Janjão contou-me que trabalhou muito tempo na Globo, fazendo mágicas no show da Xuxa. Até colocou no televisor do carro um show em que ele aparecia fantasiado de preto, com cartola e tudo, arrasando com a Rainha dos Baixinhos.

– “Pois é, doutor. Quando eu tava na Globo, ganhava muito bem. Consegui comprar minha cobertura aqui no Leblon, com vista da praia. Mas meu pai bem que dizia que, ao morrer, iria deixar o táxi dele para mim.

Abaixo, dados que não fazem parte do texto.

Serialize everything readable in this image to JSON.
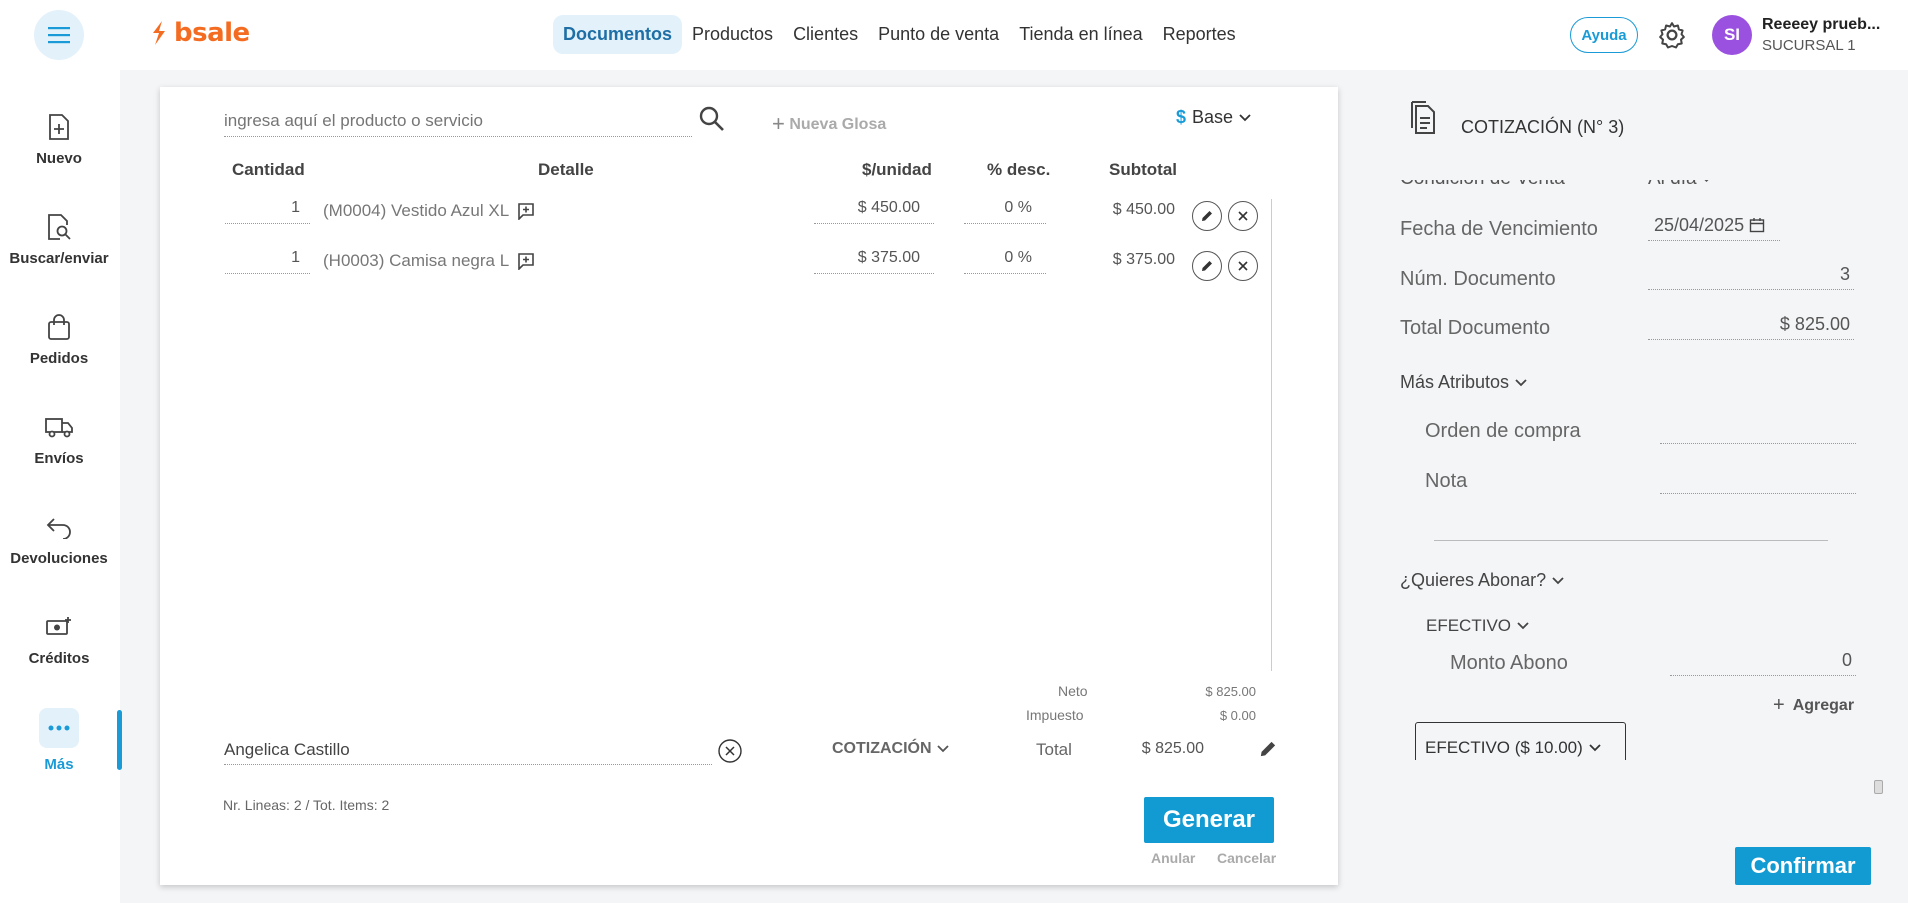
{
  "header": {
    "nav": [
      "Documentos",
      "Productos",
      "Clientes",
      "Punto de venta",
      "Tienda en línea",
      "Reportes"
    ],
    "ayuda": "Ayuda",
    "avatar_initials": "SI",
    "user_name": "Reeeey prueb...",
    "user_branch": "SUCURSAL 1"
  },
  "sidebar": {
    "items": [
      {
        "label": "Nuevo",
        "icon": "file-plus-icon"
      },
      {
        "label": "Buscar/enviar",
        "icon": "file-search-icon"
      },
      {
        "label": "Pedidos",
        "icon": "bag-icon"
      },
      {
        "label": "Envíos",
        "icon": "truck-icon"
      },
      {
        "label": "Devoluciones",
        "icon": "return-icon"
      },
      {
        "label": "Créditos",
        "icon": "money-plus-icon"
      },
      {
        "label": "Más",
        "icon": "more-dots-icon"
      }
    ]
  },
  "editor": {
    "search_placeholder": "ingresa aquí el producto o servicio",
    "nueva_glosa": "Nueva Glosa",
    "currency_symbol": "$",
    "price_list": "Base",
    "columns": {
      "cantidad": "Cantidad",
      "detalle": "Detalle",
      "unidad": "$/unidad",
      "desc": "% desc.",
      "subtotal": "Subtotal"
    },
    "lines": [
      {
        "qty": "1",
        "detail": "(M0004) Vestido Azul XL",
        "price": "$ 450.00",
        "discount": "0 %",
        "subtotal": "$ 450.00"
      },
      {
        "qty": "1",
        "detail": "(H0003) Camisa negra L",
        "price": "$ 375.00",
        "discount": "0 %",
        "subtotal": "$ 375.00"
      }
    ],
    "neto_label": "Neto",
    "neto_value": "$ 825.00",
    "impuesto_label": "Impuesto",
    "impuesto_value": "$ 0.00",
    "client": "Angelica Castillo",
    "doc_type": "COTIZACIÓN",
    "total_label": "Total",
    "total_value": "$ 825.00",
    "summary": "Nr. Lineas: 2 / Tot. Items: 2",
    "generar": "Generar",
    "anular": "Anular",
    "cancelar": "Cancelar"
  },
  "panel": {
    "title": "COTIZACIÓN (N° 3)",
    "condicion_label": "Condición de Venta",
    "condicion_value": "Al día",
    "vencimiento_label": "Fecha de Vencimiento",
    "vencimiento_value": "25/04/2025",
    "num_label": "Núm. Documento",
    "num_value": "3",
    "total_label": "Total Documento",
    "total_value": "$ 825.00",
    "mas_atributos": "Más Atributos",
    "orden_label": "Orden de compra",
    "nota_label": "Nota",
    "quieres_abonar": "¿Quieres Abonar?",
    "efectivo": "EFECTIVO",
    "monto_label": "Monto Abono",
    "monto_value": "0",
    "agregar": "Agregar",
    "payment_box": "EFECTIVO ($ 10.00)",
    "confirmar": "Confirmar"
  },
  "colors": {
    "accent": "#129ad2",
    "brand": "#f36c21",
    "avatar": "#9b51e0"
  }
}
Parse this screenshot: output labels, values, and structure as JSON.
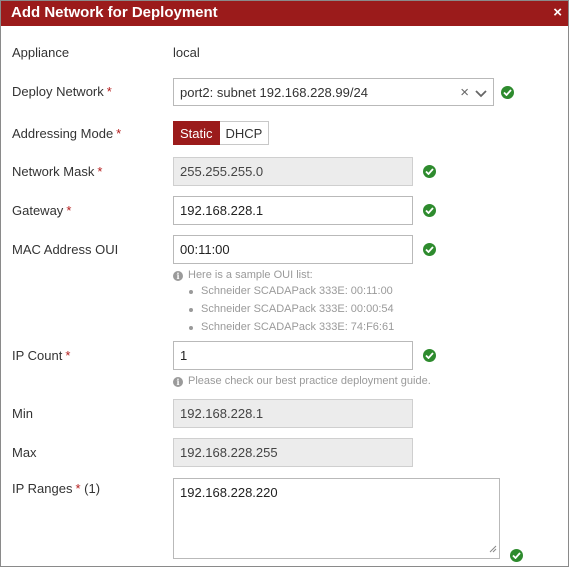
{
  "dialog": {
    "title": "Add Network for Deployment",
    "close_glyph": "×"
  },
  "fields": {
    "appliance": {
      "label": "Appliance",
      "value": "local"
    },
    "deploy_network": {
      "label": "Deploy Network",
      "required": "*",
      "value": "port2: subnet 192.168.228.99/24",
      "clear_glyph": "×"
    },
    "addressing_mode": {
      "label": "Addressing Mode",
      "required": "*",
      "options": [
        "Static",
        "DHCP"
      ],
      "selected": "Static"
    },
    "network_mask": {
      "label": "Network Mask",
      "required": "*",
      "value": "255.255.255.0"
    },
    "gateway": {
      "label": "Gateway",
      "required": "*",
      "value": "192.168.228.1"
    },
    "mac_oui": {
      "label": "MAC Address OUI",
      "value": "00:11:00",
      "hint": "Here is a sample OUI list:",
      "samples": [
        "Schneider SCADAPack 333E: 00:11:00",
        "Schneider SCADAPack 333E: 00:00:54",
        "Schneider SCADAPack 333E: 74:F6:61"
      ]
    },
    "ip_count": {
      "label": "IP Count",
      "required": "*",
      "value": "1",
      "hint": "Please check our best practice deployment guide."
    },
    "min": {
      "label": "Min",
      "value": "192.168.228.1"
    },
    "max": {
      "label": "Max",
      "value": "192.168.228.255"
    },
    "ip_ranges": {
      "label": "IP Ranges",
      "required": "*",
      "count": "(1)",
      "value": "192.168.228.220"
    }
  },
  "icons": {
    "valid": "check-circle-icon",
    "info": "info-icon",
    "dropdown": "chevron-down-icon",
    "close": "close-icon"
  },
  "colors": {
    "brand": "#9b1b1b",
    "valid": "#2e8b2e",
    "required": "#b31b1b",
    "hint": "#9a9a9a",
    "readonly_bg": "#ececec"
  }
}
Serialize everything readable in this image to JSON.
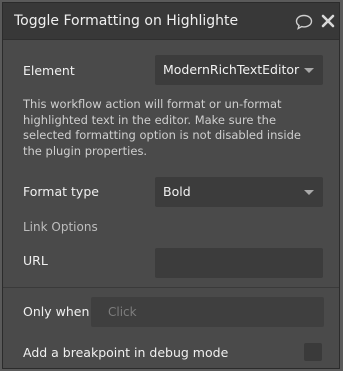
{
  "window": {
    "title": "Toggle Formatting on Highlighte"
  },
  "icons": {
    "comment": "comment-icon",
    "close": "close-icon"
  },
  "element_field": {
    "label": "Element",
    "value": "ModernRichTextEditor A"
  },
  "description": "This workflow action will format or un-format highlighted text in the editor. Make sure the selected formatting option is not disabled inside the plugin properties.",
  "format_type": {
    "label": "Format type",
    "value": "Bold"
  },
  "link_options": {
    "label": "Link Options",
    "url_label": "URL",
    "url_value": ""
  },
  "only_when": {
    "label": "Only when",
    "placeholder": "Click"
  },
  "breakpoint": {
    "label": "Add a breakpoint in debug mode",
    "checked": false
  }
}
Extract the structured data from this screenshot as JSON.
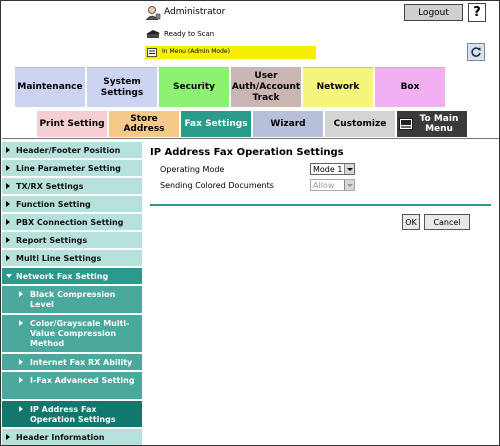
{
  "header": {
    "user_label": "Administrator",
    "logout_label": "Logout",
    "help_label": "?",
    "status_text": "Ready to Scan",
    "mode_text": "In Menu (Admin Mode)"
  },
  "main_tabs": [
    {
      "label": "Maintenance",
      "color": "#ccd4f2"
    },
    {
      "label": "System Settings",
      "color": "#ccd4f2"
    },
    {
      "label": "Security",
      "color": "#8cf274"
    },
    {
      "label": "User Auth/Account Track",
      "color": "#c9b5b2"
    },
    {
      "label": "Network",
      "color": "#f5f57d"
    },
    {
      "label": "Box",
      "color": "#f2b0f2"
    }
  ],
  "sub_tabs": [
    {
      "label": "Print Setting",
      "color": "#f5cfd1"
    },
    {
      "label": "Store Address",
      "color": "#f5c98a"
    },
    {
      "label": "Fax Settings",
      "color": "#2b9a8c",
      "active": true
    },
    {
      "label": "Wizard",
      "color": "#b8bfd8"
    },
    {
      "label": "Customize",
      "color": "#d4d4d4"
    },
    {
      "label": "To Main Menu",
      "color": "#3a3a3a"
    }
  ],
  "sidebar": {
    "items": [
      {
        "label": "Header/Footer Position"
      },
      {
        "label": "Line Parameter Setting"
      },
      {
        "label": "TX/RX Settings"
      },
      {
        "label": "Function Setting"
      },
      {
        "label": "PBX Connection Setting"
      },
      {
        "label": "Report Settings"
      },
      {
        "label": "Multi Line Settings"
      },
      {
        "label": "Network Fax Setting"
      },
      {
        "label": "Black Compression Level"
      },
      {
        "label": "Color/Grayscale Multi-Value Compression Method"
      },
      {
        "label": "Internet Fax RX Ability"
      },
      {
        "label": "I-Fax Advanced Setting"
      },
      {
        "label": "IP Address Fax Operation Settings"
      },
      {
        "label": "Header Information"
      }
    ]
  },
  "content": {
    "title": "IP Address Fax Operation Settings",
    "fields": [
      {
        "label": "Operating Mode",
        "value": "Mode 1",
        "enabled": true
      },
      {
        "label": "Sending Colored Documents",
        "value": "Allow",
        "enabled": false
      }
    ],
    "ok_label": "OK",
    "cancel_label": "Cancel"
  }
}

Assim, quando meu velho morreu, fui lá na prefeitura e consegui passar a chapa pro meu nome, e com isso vou pagando minhas contas, fora os espetáculos, quando me contratam. Formei o mais velho, que é músico e cientista político. Ele tem uma banda e me conseguiu ingresso para a área vip no Rock in Rio. E é pra lá que vou hoje á noite, de BRT, curtir meu heavy metal. Sou fã, sabe? E, quando as coisas apertam, se vejo que estou querendo ficar de mau humor, paro tudo e me jogo na praia para pegar onda. O mau humor some como num passe de mégica!”

Perguntei da Xuxa. Disse que ela está se virando, que as coisas não eram mais para ela como um dia já tinham sido, mas que ela até comprara um apartamento em Nova Iorque, onde mora a Sasha (- “que conheci menininha”, disse).

“Pois é, doutor”, arrematou quando finalizamos a corrida de volta, em Copacabana. – E assim se vai levando a vida. Como meu coroa dizia, nada é para sempre.”

Nada é para sempre. Nem os carrinhos da Kibon na praia, onde se compravam sorvetes Chicabon e Eskybon. O Chicabon era tipo picolé, com o palitinho de madeira. O Eskybon era tipo um tijolinho com cobertura de chocolate e miolo de creme, sem palito, embalado numa caixinha, muito gostoso.

Naquele tempo, e até bem antes da Xuxa e do mágico Janjão, fazia enorme sucesso o maravilhoso cantor Cauby Peixoto.

Lembramos, Janjão e eu, que o Cauby, que Deus já levou, era um  moreno boa pinta, que usava pesada maquiagem, homosseual assumido. Cauby inspirou o carioca a apelidá-lo de Eskybon. Por que? Porque, como o Eskybon, era moreninho, fresquinho e sem pauzinho.

Passou Cauby, passou a Xuxa, passou o apogeu do Janjão. Tudo passa. Nada é para sempre, dizia, filosoficamente, o pai do mágico. Para sempre, que eu saiba, só as ondas e as\ dançantes águas do mar Atlântico a beijar as areias douradas das praias da Cidade Maravilhosa.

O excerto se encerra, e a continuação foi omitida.